When eventually I fell across and took out the Friend I found that I couldn’t push back. Now really on the rack. I had to walk hands and feet down at full stretch to find The Hold to pull across on. When I moved I moved fast and picked the right slots over the blocks to rest in balance at the peg before the acid test. Tim had left a long sling from a tiny brass nut in the crack round the overhang in which you’re supposed to finger-jam. In the event I pulled on the jug on the lip, got a right knee in the sloping V-groove and, with great physical and moral effort, avoided touching the long sling. I grabbed the krab instead. Out of the darkness into the light! Only one or two stances on only the best of routes provide that equal balance between relief and anticipation. As you look up the slab you know it’s going to be good.
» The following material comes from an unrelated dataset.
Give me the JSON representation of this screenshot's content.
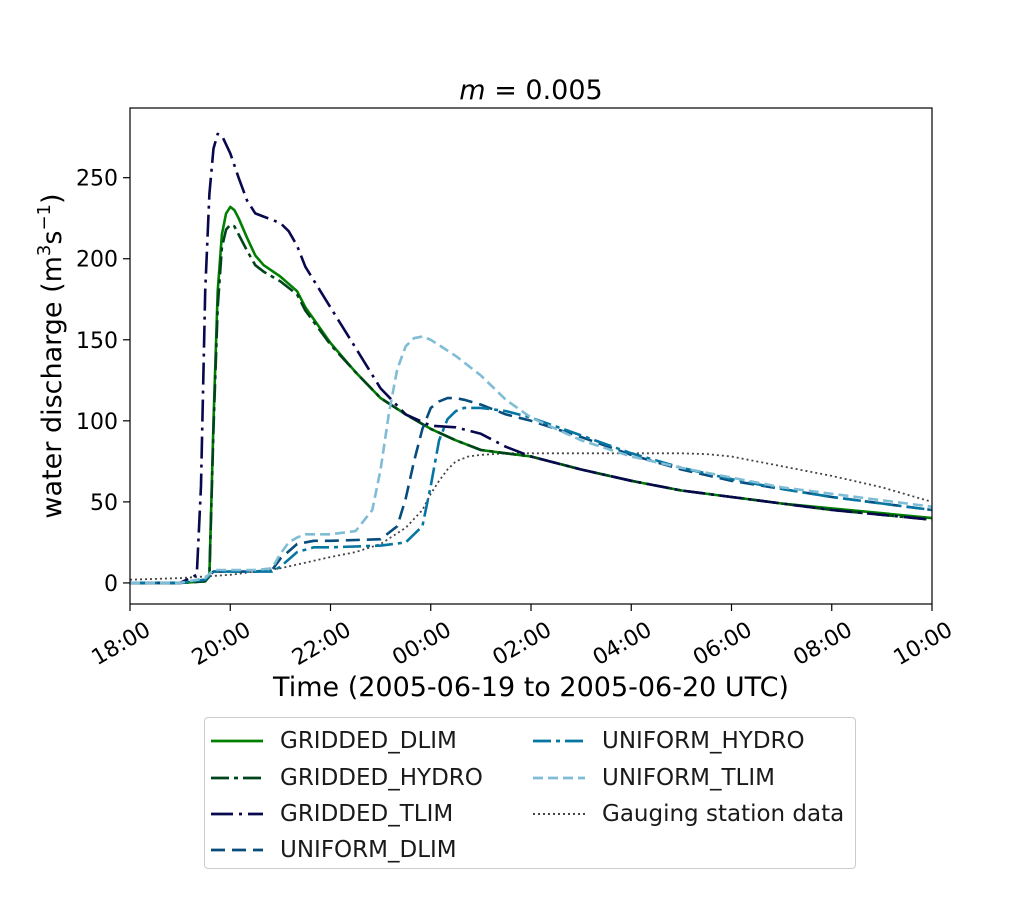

In fact it is such a journey of discovery that it deserves not to be over-described. I’ll only say that, searching for the way, you find a fascinating variety of rock formations, textures and colours. It a much more interesting pitch than anything on Pink Void, which in comparison seems over-rated.
Indeed if, after the fall, you ascend the gleaming slab of Kinkyboots in one pitch, you’ll generate a relationship with rock forms and textures that is a re-affirmation of what rock climbing is about...... But only after The Fall.